Well, then, is it so difficult to imagine some forms of life getting along without water, too?

Yes, quite difficult. No form of terrestrial life can do without water. Life developed in the sea, and the fluids within the living cells of all organisms, even those who now live in fresh water or on dry land and who would die if placed in the sea, are essentially a form of ocean water.

Even the life forms in the driest desert have not evolved into independence of water. Some might never drink, but they then get their necessary water in other ways—from the fluids of the food they eat, for instance—and carefully conserve what they get.

Some bacteria can survive desiccation and, in spore form, can live on for an indefinite period without water. The spore wall, however, protects the fluid within the bacterial cell. True desiccation, through and through, would kill it as quickly as it would kill us.

Viruses can retain the potentiality of life even when crystallized and with no water present. They cannot multiply, however, until they are within a cell and can undergo changes within the milieu of the cell fluid.

Ah, but all this refers to Earth life, which has developed in the ocean. On a waterless world, might not a fundamentally different kind of life develop that
was
independent of water?

Let’s reason this out as follows:

On the surface of planetary worlds (on one of which the one example of life that we know of has developed) matter can exist in any of three states: solid, liquid, or gas.

In gases, the component molecules are separated by relatively large distances and move randomly. For that reason, gas mixtures are always homogeneous, that is, all components are well mixed. Any chemical reaction that takes place in one part can equally well take place in another part and therefore spreads from one part of the system to the other with explosive rapidity. It is difficult to see how the carefully controlled and regulated reactions, which seem essential to something that is as complicated and finely balanced as living systems would appear to be, can exist in a gas.

Then, too, the molecules making up gases tend to be very simple. The complicated molecules that we can assume would be needed (if
we are expected to witness the varied, versatile, and subtle changes that must surely characterize anything as varied, versatile, and subtle as life) are, under ordinary circumstances, in the solid state.

Some solids can be converted into gases by being heated sufficiently, or by being put under very low pressure. The complicated molecules characteristic of life would break up into small fragments if heated, however, and would be useless. If placed under even zero pressure, the complicated molecules will produce only insignificant quantities of vapor.
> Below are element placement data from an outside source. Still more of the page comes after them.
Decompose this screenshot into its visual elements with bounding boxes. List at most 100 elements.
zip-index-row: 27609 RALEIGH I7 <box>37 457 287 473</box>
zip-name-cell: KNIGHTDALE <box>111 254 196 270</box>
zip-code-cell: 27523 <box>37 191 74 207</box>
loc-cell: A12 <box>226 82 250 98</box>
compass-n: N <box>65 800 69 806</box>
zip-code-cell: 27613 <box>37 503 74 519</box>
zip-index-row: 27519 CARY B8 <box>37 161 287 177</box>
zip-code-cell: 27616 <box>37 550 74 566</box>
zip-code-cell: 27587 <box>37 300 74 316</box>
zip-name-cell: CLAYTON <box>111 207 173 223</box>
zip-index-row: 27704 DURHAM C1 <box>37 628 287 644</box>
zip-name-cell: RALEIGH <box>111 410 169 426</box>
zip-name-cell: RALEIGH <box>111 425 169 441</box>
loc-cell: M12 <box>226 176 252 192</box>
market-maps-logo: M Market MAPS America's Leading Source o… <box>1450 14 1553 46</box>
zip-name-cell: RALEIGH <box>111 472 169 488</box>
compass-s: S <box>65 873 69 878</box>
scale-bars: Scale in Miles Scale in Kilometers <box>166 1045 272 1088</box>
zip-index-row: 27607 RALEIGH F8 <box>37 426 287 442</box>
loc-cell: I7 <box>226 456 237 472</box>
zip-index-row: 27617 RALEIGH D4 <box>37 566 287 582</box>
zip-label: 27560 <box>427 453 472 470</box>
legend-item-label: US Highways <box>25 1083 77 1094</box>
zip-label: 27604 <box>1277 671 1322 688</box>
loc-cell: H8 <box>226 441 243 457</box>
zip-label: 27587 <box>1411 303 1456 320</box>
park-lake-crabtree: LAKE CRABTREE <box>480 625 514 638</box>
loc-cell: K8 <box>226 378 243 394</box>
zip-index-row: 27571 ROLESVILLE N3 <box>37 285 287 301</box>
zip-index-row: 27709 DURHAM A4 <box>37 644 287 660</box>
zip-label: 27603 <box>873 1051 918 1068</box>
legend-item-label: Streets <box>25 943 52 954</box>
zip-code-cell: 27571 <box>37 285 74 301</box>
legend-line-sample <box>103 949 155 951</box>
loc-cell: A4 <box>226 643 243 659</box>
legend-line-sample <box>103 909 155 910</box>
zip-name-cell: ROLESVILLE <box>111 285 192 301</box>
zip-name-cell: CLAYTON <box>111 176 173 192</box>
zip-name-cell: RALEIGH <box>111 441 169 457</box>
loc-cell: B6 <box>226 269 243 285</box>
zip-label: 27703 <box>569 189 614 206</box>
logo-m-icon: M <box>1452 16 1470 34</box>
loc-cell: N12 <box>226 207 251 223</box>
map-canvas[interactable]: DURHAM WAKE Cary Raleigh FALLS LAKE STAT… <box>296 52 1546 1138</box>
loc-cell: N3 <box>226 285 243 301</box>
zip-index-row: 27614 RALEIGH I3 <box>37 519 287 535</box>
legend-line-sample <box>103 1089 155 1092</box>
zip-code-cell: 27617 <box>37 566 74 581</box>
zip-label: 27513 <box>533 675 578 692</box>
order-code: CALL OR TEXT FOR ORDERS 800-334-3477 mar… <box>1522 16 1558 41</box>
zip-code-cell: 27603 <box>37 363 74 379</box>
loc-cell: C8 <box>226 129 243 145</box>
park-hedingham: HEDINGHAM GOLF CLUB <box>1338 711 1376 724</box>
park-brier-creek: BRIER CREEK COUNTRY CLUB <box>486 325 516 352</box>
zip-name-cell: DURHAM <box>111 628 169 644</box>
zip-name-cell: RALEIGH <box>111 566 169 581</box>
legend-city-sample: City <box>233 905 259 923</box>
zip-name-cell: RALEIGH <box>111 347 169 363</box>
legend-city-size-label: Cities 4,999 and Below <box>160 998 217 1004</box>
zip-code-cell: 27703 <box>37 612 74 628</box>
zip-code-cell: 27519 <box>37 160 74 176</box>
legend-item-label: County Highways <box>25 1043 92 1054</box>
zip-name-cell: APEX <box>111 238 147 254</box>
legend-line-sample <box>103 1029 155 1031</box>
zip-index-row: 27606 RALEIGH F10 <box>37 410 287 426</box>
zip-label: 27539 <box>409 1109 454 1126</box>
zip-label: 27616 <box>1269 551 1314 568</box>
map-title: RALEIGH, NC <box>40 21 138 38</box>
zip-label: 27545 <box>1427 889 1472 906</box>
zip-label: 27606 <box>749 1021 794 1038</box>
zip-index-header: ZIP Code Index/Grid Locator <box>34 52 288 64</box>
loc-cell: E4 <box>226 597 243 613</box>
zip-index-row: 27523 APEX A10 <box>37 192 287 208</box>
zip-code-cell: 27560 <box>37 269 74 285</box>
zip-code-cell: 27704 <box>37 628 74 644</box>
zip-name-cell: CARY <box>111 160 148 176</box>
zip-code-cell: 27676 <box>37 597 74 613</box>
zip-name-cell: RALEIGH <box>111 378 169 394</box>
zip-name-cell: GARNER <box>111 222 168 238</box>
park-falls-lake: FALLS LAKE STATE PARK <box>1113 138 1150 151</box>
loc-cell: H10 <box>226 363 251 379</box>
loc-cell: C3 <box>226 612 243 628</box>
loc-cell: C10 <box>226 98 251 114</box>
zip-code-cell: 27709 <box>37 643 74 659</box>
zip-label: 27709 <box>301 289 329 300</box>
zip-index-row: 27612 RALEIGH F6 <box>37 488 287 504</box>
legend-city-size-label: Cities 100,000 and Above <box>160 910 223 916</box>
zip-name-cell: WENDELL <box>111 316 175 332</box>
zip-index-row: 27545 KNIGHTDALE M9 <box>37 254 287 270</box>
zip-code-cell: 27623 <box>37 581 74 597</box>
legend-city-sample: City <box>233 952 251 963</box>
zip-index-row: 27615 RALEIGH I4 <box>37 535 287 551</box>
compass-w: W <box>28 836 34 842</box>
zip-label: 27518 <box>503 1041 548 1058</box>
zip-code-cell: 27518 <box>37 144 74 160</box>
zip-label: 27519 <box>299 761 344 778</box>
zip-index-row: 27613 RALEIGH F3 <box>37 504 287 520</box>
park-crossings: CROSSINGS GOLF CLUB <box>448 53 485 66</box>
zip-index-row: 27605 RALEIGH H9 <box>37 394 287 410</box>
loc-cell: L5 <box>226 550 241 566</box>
We conclude, then, that we cannot have life in the gaseous state.

In solids, the component molecules are in virtual contact, and can exist to any degree of complication. What’s more, solids can be, and usually are, heterogeneous; that is, the chemical makeup in one part can be quite different from the chemical makeup in another part. In other words, different reactions can take place in different places at different rates and under different conditions.

So far, so good, but the trouble is that the molecules in solids are more or less locked in place, and chemical reactions will take place too slowly to produce the delicate changeability we associate with life. We conclude, then, we cannot have life in the solid state.

In the liquid state, the component molecules are in virtual contact, and the possibility of heterogeneity exists, as in the solid state. However, the component molecules move about freely, and chemical reactions can proceed quickly, as in the gaseous state. What’s more, both solid and gaseous substances can dissolve in liquids to produce extraordinarily complicated systems in which there is no limit to versatility of reaction.